If changing the order of the fields isn't out of the question, you can rearrange the bigstruct fields in such a way that the smallstruct fields are together, and then its simply a matter of casting from one to another (possibly adding an offset).
Something like:
typedef struct {int a;char c;int b;} bigstruct;
typedef struct {int a;char c;} smallstruct;
int save_struct(bigstruct *bs) {
save_struct((smallstruct *)bs);
}
Macros are your friend.
One solution would be to move the big struct out into its own include file and then have a macro party.
Instead of defining the structure normally, come up with a selection of macros, such as BEGIN_STRUCTURE, END_STRUCTURE, NORMAL_FIELD, SUBSET_FIELD
You can then include the file a few times, redefining those structures for each pass. The first one will turn the defines into a normal structure, with both types of field being output as normal. The second would define NORMAL_FIELD has nothing and would create your subset. The third would create the appropriate code to copy the subset fields over.
You'll end up with a single definition of the structure, that lets you control which fields are in the subset and automatically creates suitable code for you.
Just to help you in getting your metadata, you can refer to the offsetof() macro, which also has the benefit of taking care of any padding you may have
I suggest to take this approach:
Curse the guy who wrote the big structure. Get a voodoo doll and have some fun.
Mark each field of the big structure that you need somehow (macro or comment or whatever)
Write a small tool which reads the header file and extracts the marked fields. If you use comments, you can give each field a priority or something to sort them.
Write a new header file for the substructure (using a fixed header and footer).
Write a new C file which contains a function createSubStruct which takes a pointer to the big struct and returns a pointer to the substruct
In the function, loop over the fields collected and emit ss.field = bs.field (i.e. copy the fields one by one).
Add the small tool to your makefile and add the new header and C source file to your build
I suggest to use gawk, or any scripting language you're comfortable with, as the tool; that should take half an hour to build.
[EDIT] If you really want to try reflection (which I suggest against; it'll be a whole lot of work do get that working in C), then the offsetof() macro is your friend. This macro returns the offset of a field in a structure (which is most often not the sum of the sizes of the fields before it). See this article.
[EDIT2] Don't write your own parser. To get your own parser right will take months; I know since I've written lots of parsers in my life. Instead mark the parts of the original header file which need to be copied and then rely on the one parser which you know works: The one of your C compiler. Here are a couple of ideas how to make this work:
struct big_struct {
/**BEGIN_COPY*/
int i;
int j : 3;
int k : 2;
char * str;
/**END_COPY*/
...
struct x y; /**COPY_STRUCT*/
}
Just have your tool copy anything between /**BEGIN_COPY*/ and /**END_COPY*/.

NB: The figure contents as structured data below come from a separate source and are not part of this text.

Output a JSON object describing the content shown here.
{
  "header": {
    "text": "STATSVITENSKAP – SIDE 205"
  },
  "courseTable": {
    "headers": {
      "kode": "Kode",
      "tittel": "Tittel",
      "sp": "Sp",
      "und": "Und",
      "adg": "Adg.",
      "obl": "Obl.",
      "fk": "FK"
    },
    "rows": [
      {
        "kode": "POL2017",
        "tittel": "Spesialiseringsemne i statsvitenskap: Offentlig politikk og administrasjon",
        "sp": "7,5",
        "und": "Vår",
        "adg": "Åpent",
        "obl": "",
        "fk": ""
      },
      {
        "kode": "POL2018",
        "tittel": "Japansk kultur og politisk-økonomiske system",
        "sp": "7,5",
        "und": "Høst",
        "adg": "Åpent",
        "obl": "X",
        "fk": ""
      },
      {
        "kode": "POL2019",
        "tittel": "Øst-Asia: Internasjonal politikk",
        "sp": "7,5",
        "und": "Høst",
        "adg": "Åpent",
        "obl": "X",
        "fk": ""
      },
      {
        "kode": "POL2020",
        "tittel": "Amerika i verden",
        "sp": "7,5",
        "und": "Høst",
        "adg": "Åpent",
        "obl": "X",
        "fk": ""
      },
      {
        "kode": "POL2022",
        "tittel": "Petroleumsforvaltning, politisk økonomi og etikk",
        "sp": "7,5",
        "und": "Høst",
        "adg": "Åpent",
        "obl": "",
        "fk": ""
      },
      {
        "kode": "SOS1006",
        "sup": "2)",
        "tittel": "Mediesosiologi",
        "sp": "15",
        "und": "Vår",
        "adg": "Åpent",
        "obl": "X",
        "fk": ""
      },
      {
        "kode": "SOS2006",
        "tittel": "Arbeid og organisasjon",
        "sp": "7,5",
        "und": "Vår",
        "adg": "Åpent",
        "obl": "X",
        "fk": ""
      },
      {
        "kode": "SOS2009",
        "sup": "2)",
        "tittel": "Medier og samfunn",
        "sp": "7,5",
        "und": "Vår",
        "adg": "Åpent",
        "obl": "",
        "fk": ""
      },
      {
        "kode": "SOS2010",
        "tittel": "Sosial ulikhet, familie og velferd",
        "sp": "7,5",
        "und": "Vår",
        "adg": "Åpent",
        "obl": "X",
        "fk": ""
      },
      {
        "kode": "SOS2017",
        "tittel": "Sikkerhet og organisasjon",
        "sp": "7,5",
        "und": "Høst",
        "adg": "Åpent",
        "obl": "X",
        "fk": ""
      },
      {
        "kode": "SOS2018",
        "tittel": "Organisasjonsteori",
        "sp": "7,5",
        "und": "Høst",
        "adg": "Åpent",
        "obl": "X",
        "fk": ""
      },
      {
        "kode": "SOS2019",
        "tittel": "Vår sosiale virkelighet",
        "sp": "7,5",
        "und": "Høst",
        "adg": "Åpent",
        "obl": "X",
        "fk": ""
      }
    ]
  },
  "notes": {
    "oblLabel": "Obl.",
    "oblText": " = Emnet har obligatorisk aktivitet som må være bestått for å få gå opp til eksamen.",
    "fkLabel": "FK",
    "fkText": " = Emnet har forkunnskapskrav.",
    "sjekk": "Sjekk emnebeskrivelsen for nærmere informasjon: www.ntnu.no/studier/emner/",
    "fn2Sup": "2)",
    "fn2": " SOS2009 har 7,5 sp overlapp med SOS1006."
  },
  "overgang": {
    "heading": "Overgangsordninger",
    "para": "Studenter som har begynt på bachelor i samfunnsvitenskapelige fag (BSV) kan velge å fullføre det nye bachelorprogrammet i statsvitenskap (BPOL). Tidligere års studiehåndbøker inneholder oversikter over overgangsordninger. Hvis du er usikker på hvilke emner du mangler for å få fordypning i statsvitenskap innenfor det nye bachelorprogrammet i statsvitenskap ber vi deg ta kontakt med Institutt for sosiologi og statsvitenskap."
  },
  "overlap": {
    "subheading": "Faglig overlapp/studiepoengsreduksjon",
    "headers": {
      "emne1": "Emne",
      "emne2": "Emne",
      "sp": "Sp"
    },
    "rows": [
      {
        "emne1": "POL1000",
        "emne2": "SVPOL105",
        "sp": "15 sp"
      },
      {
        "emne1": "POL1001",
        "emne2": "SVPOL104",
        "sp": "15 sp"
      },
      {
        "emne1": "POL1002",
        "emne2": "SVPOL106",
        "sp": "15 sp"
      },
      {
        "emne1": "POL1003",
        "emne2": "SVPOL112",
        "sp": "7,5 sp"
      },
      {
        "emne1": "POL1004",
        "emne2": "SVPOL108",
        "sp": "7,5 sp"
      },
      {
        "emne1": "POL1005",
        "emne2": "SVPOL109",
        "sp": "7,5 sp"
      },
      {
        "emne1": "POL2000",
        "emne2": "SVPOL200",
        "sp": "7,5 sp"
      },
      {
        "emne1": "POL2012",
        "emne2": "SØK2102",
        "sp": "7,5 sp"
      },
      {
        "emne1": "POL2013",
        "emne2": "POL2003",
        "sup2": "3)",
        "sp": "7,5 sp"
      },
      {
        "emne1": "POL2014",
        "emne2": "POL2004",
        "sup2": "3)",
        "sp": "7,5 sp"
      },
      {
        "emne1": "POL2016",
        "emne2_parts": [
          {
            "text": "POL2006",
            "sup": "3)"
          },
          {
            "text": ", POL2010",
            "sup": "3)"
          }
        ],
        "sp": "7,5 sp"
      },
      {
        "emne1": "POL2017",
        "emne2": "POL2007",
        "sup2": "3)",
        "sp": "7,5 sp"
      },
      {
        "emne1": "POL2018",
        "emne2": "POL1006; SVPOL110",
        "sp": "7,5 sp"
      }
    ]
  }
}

Use special comments like /**COPY_STRUCT*/ to instruct your tool to generate a memcpy() instead of an assignment, etc.
This can be written and debugged in a few hours. It would take as long to set up a parser for C without any functionality; that is you'd just have something which can read valid C but you'd still have to write the part of the parser which understands C, and the part which does something useful with the data.